Resource Elements

1. This primary care MD’s story is simultaneously personal and professional.

1. Pain worsened when psychosocial support was missing.
2. Self-exploration and experimentation as well as openness to new ideas and activities can make a significant difference.

Dr. Kennedy’s personal and professional stories are interwoven. She is a Family Medicine Physician, a board member of the Association for the Treatment of Neuroplastic Symptoms, and a member of the Oslo Chronic Fatigue Consortium.

Ten years into her career she was really baffled by the many patient medical problems that she couldn’t help. In medical school she learned that the majority of diagnoses are based on the patient’s history, not on testing or examination. The normal practice was diagnosis by exclusion—do testing to rule causes out and make a diagnosis based on patterns. She frequently saw people with a history of trauma, mental health disorders, and pain, who had seen specialists but were still seeking help for their pain or other symptoms.

That situation is not unusual. Many studies show that 40% of primary care appointments are for symptoms with no medically discernable cause.

For several years she read and took courses, to try to figure out these missing pieces of the challenge to an effective remedy for which there was no apparent cause. A Google search led her to the Mind Body Institute at Harvard which had studied effects of meditation on the nervous system. She incorporated the recommended healthy practices (stress reduction, mindfulness, diet, cognitive behavioral therapy, etc.) into her patient care, but her patients still had undiagnosable symptoms.

Then a physician friend suggested she send patients with chronic pain to Howard Schubiner and “…they come back to me with no pain.” That led her to seek training for treatment of neuroplastic symptoms from Dr. Clarke in Portland. Her employer, Kaiser’s Integrative Clinic, gave her a half-day weekly to get started treating neuroplastic symptoms. She was learning how to talk to patients about the way pain is a danger signal meant to protect people from structural bodily injury. Patients reported that understanding those concepts was helpful for them and their positive responses led to a flood of other patients into her clinic, desperate for treatment of their pain.

Being a shy person who didn’t like to make waves, she tried to inform other doctors and clinic leaders about the brain’s protective mechanisms and pain treatment. Their response was not supportive, and she wondered if patients and colleagues thought she was crazy, but she couldn’t go backwards because she knew that treatment of pain diagnosed as neuroplastic was credible.

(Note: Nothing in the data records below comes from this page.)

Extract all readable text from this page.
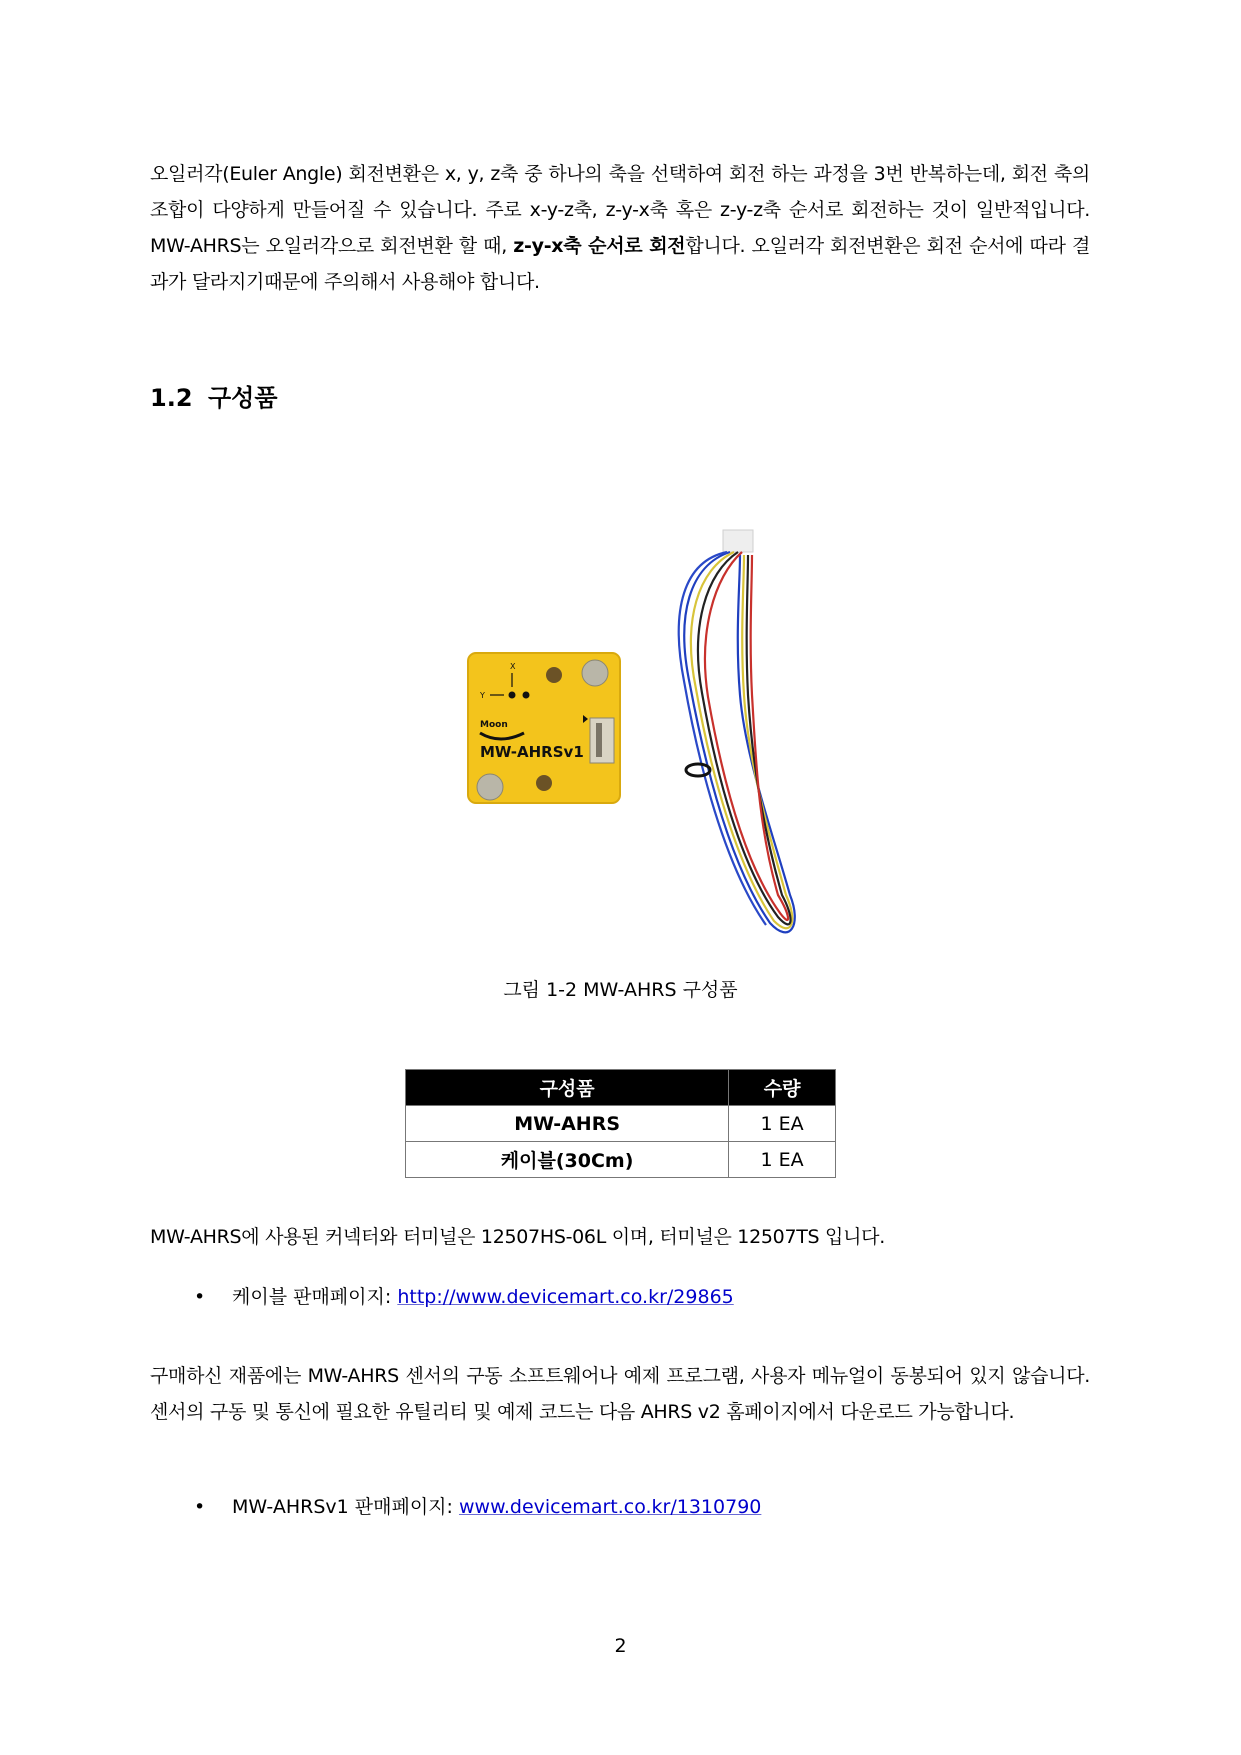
오일러각(Euler Angle) 회전변환은 x, y, z축 중 하나의 축을 선택하여 회전 하는 과정을 3번 반복하는데, 회전 축의 조합이 다양하게 만들어질 수 있습니다. 주로 x-y-z축, z-y-x축 혹은 z-y-z축 순서로 회전하는 것이 일반적입니다. MW-AHRS는 오일러각으로 회전변환 할 때, z-y-x축 순서로 회전합니다. 오일러각 회전변환은 회전 순서에 따라 결과가 달라지기때문에 주의해서 사용해야 합니다.

1.2 구성품
X
Y
Moon
MW-AHRSv1
그림 1-2 MW-AHRS 구성품
구성품	수량
MW-AHRS	1 EA
케이블(30Cm)	1 EA

MW-AHRS에 사용된 커넥터와 터미널은 12507HS-06L 이며, 터미널은 12507TS 입니다.

• 케이블 판매페이지: http://www.devicemart.co.kr/29865

구매하신 재품에는 MW-AHRS 센서의 구동 소프트웨어나 예제 프로그램, 사용자 메뉴얼이 동봉되어 있지 않습니다. 센서의 구동 및 통신에 필요한 유틸리티 및 예제 코드는 다음 AHRS v2 홈페이지에서 다운로드 가능합니다.

• MW-AHRSv1 판매페이지: www.devicemart.co.kr/1310790
2
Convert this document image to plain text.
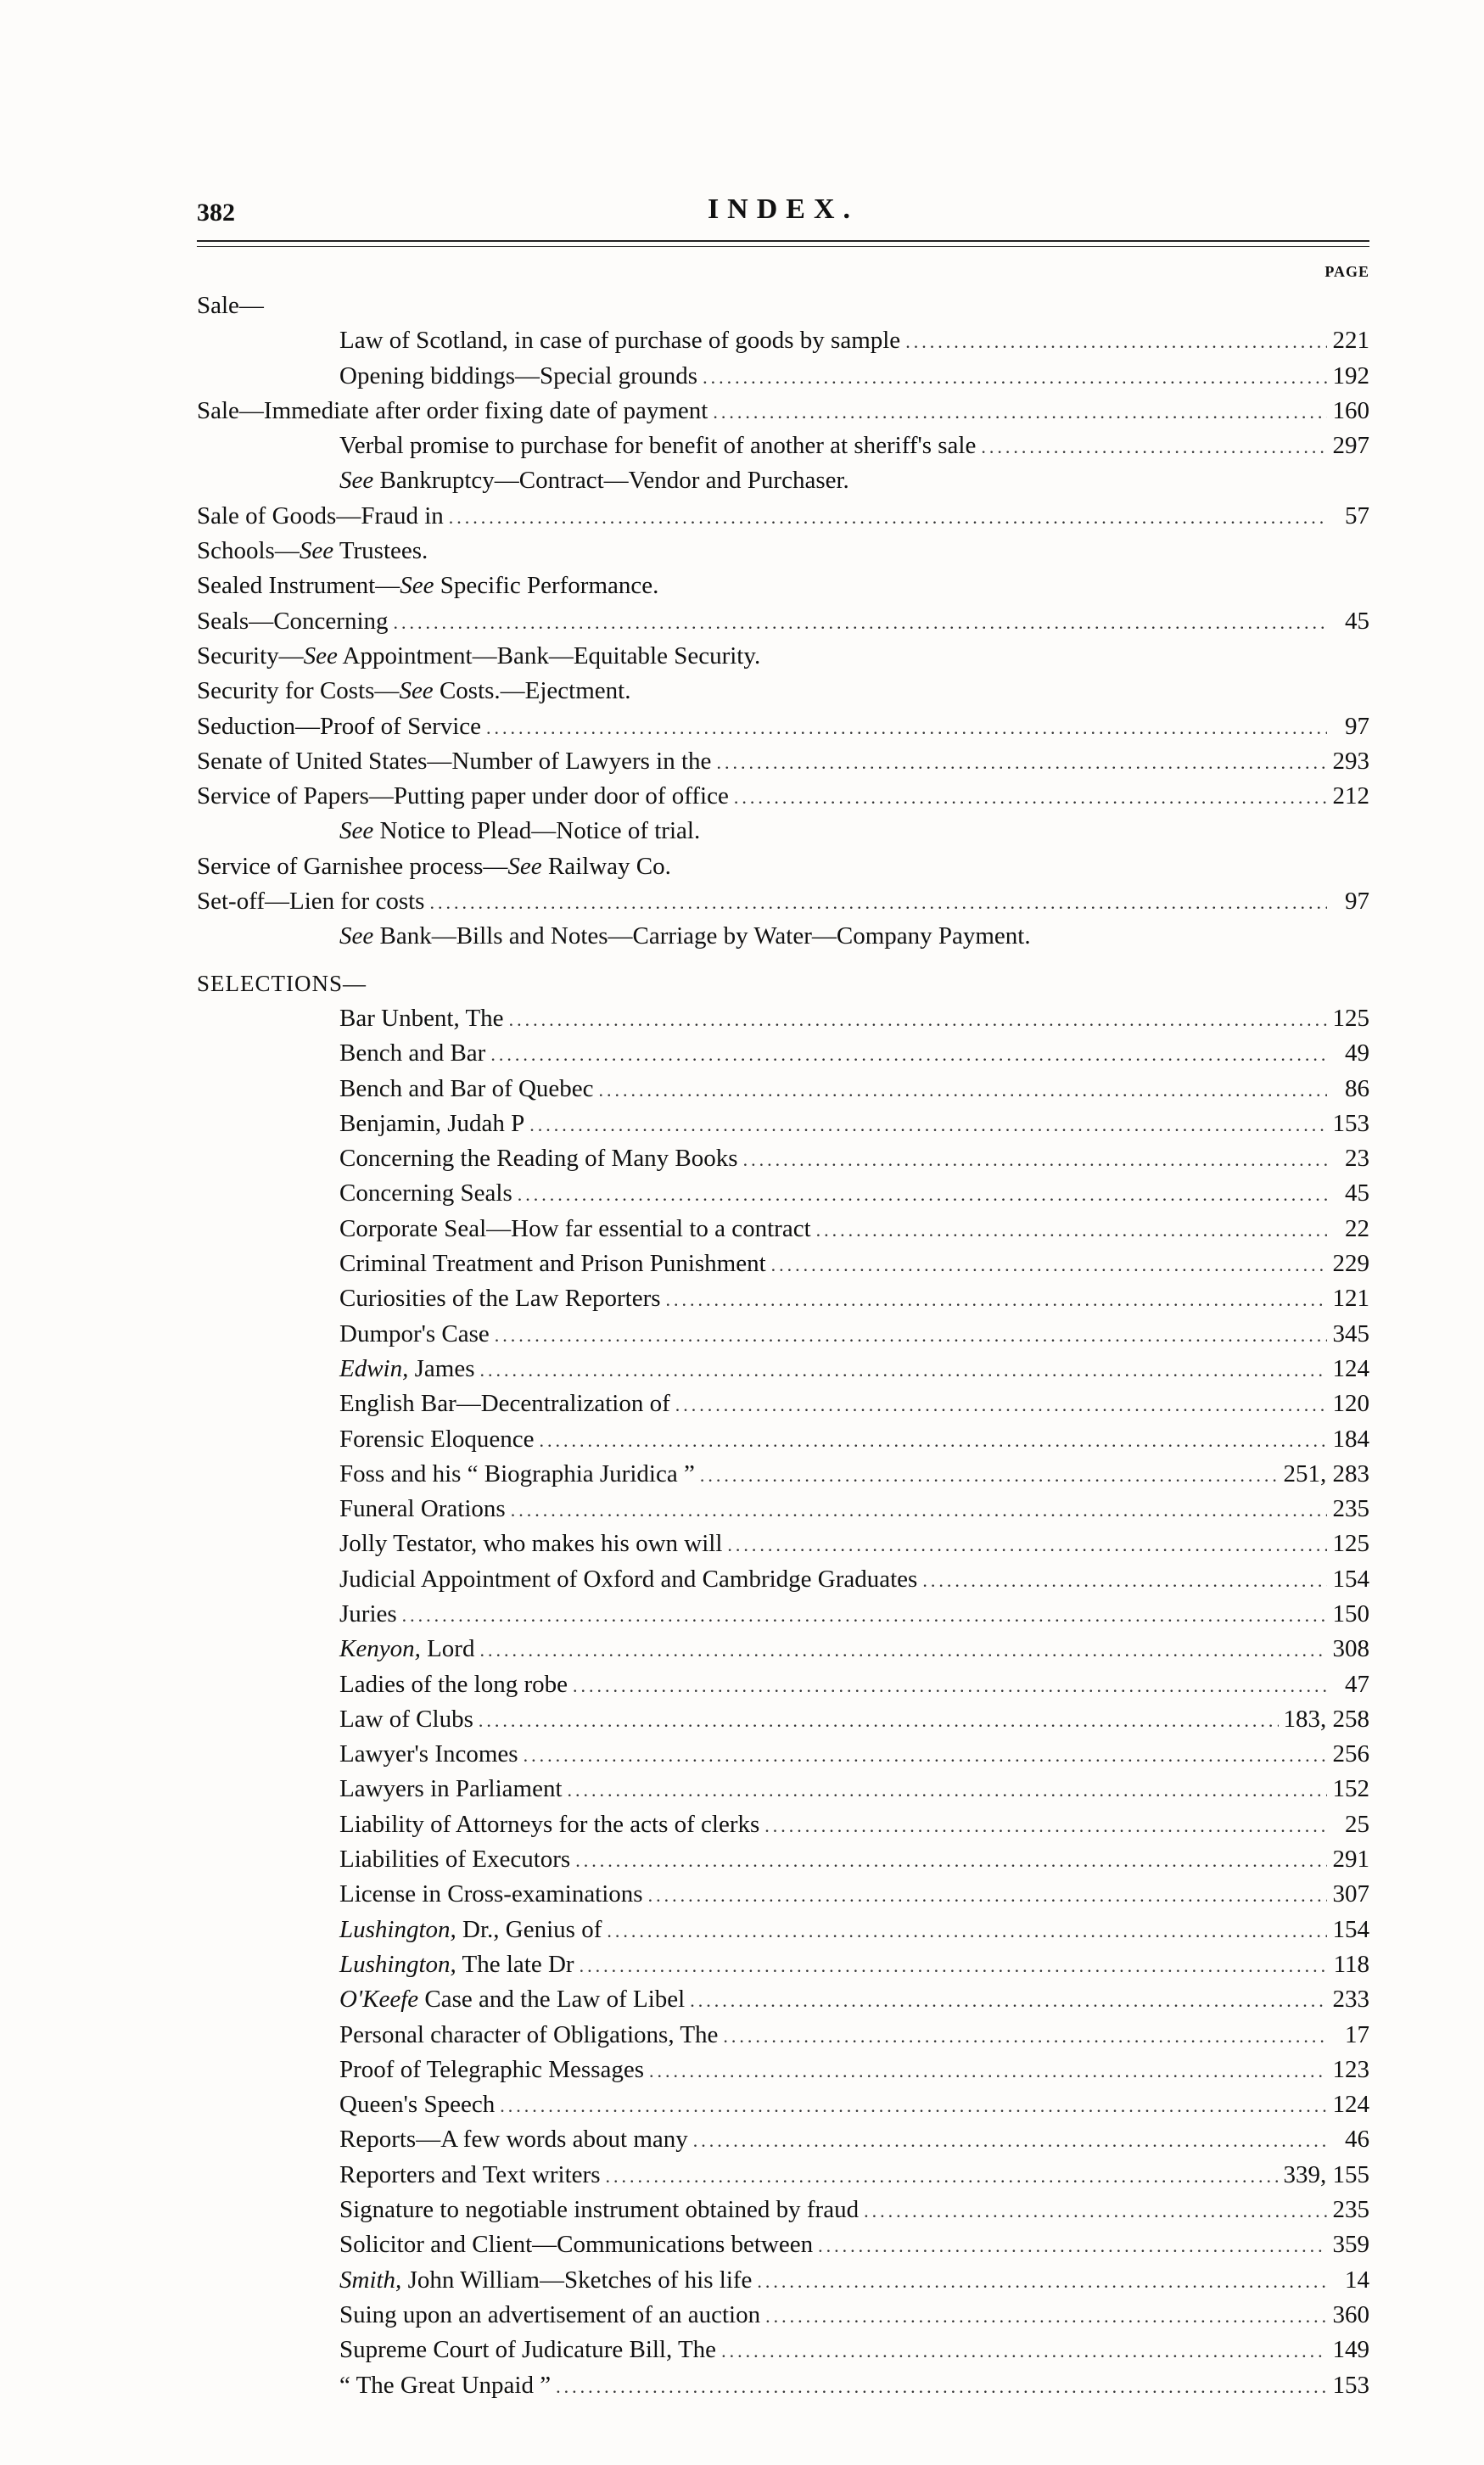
382	INDEX.
PAGE
Sale—
Law of Scotland, in case of purchase of goods by sample .....	221
Opening biddings—Special grounds .....	192
Sale—Immediate after order fixing date of payment .....	160
Verbal promise to purchase for benefit of another at sheriff's sale .....	297
See Bankruptcy—Contract—Vendor and Purchaser.
Sale of Goods—Fraud in .....	57
Schools—See Trustees.
Sealed Instrument—See Specific Performance.
Seals—Concerning .....	45
Security—See Appointment—Bank—Equitable Security.
Security for Costs—See Costs.—Ejectment.
Seduction—Proof of Service .....	97
Senate of United States—Number of Lawyers in the .....	293
Service of Papers—Putting paper under door of office .....	212
See Notice to Plead—Notice of trial.
Service of Garnishee process—See Railway Co.
Set-off—Lien for costs .....	97
See Bank—Bills and Notes—Carriage by Water—Company Payment.
SELECTIONS—
Bar Unbent, The .....	125
Bench and Bar .....	49
Bench and Bar of Quebec .....	86
Benjamin, Judah P .....	153
Concerning the Reading of Many Books .....	23
Concerning Seals .....	45
Corporate Seal—How far essential to a contract .....	22
Criminal Treatment and Prison Punishment .....	229
Curiosities of the Law Reporters .....	121
Dumpor's Case .....	345
Edwin, James .....	124
English Bar—Decentralization of .....	120
Forensic Eloquence .....	184
Foss and his “ Biographia Juridica ” .....	251, 283
Funeral Orations .....	235
Jolly Testator, who makes his own will .....	125
Judicial Appointment of Oxford and Cambridge Graduates .....	154
Juries .....	150
Kenyon, Lord .....	308
Ladies of the long robe .....	47
Law of Clubs .....	183, 258
Lawyer's Incomes .....	256
Lawyers in Parliament .....	152
Liability of Attorneys for the acts of clerks .....	25
Liabilities of Executors .....	291
License in Cross-examinations .....	307
Lushington, Dr., Genius of .....	154
Lushington, The late Dr .....	118
O'Keefe Case and the Law of Libel .....	233
Personal character of Obligations, The .....	17
Proof of Telegraphic Messages .....	123
Queen's Speech .....	124
Reports—A few words about many .....	46
Reporters and Text writers .....	339, 155
Signature to negotiable instrument obtained by fraud .....	235
Solicitor and Client—Communications between .....	359
Smith, John William—Sketches of his life .....	14
Suing upon an advertisement of an auction .....	360
Supreme Court of Judicature Bill, The .....	149
“ The Great Unpaid ” .....	153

Subsequently, she developed knee pain similar to an earlier injury but realized it as an old neuroplastic pain pathway. That pain episode only lasted one day. But several months later when she was entertaining the family of an old friend, the emotional stress led to pain in that same knee, which worsened and spread to her ankles and hips. A steroid injection reduced the pain, but the pain came back after several weeks.

Eventually, following the neuroplastic symptom treatment she had learned, she began to do the deep emotional work, learning to stand up for myself and express her anger and emotions in productive ways rather than suppressing them. Although she was initially dubious about somatic tracking and expressive writing, she learned they were very helpful tools in resolving her pain symptoms.
She began to use these tools with her patients—teaching them to feel and express their emotions, to “re-write” childhood memories from the perspective of an adult rational brain. Eventually she started her own clinic, focused on patients with neuroplastic symptoms.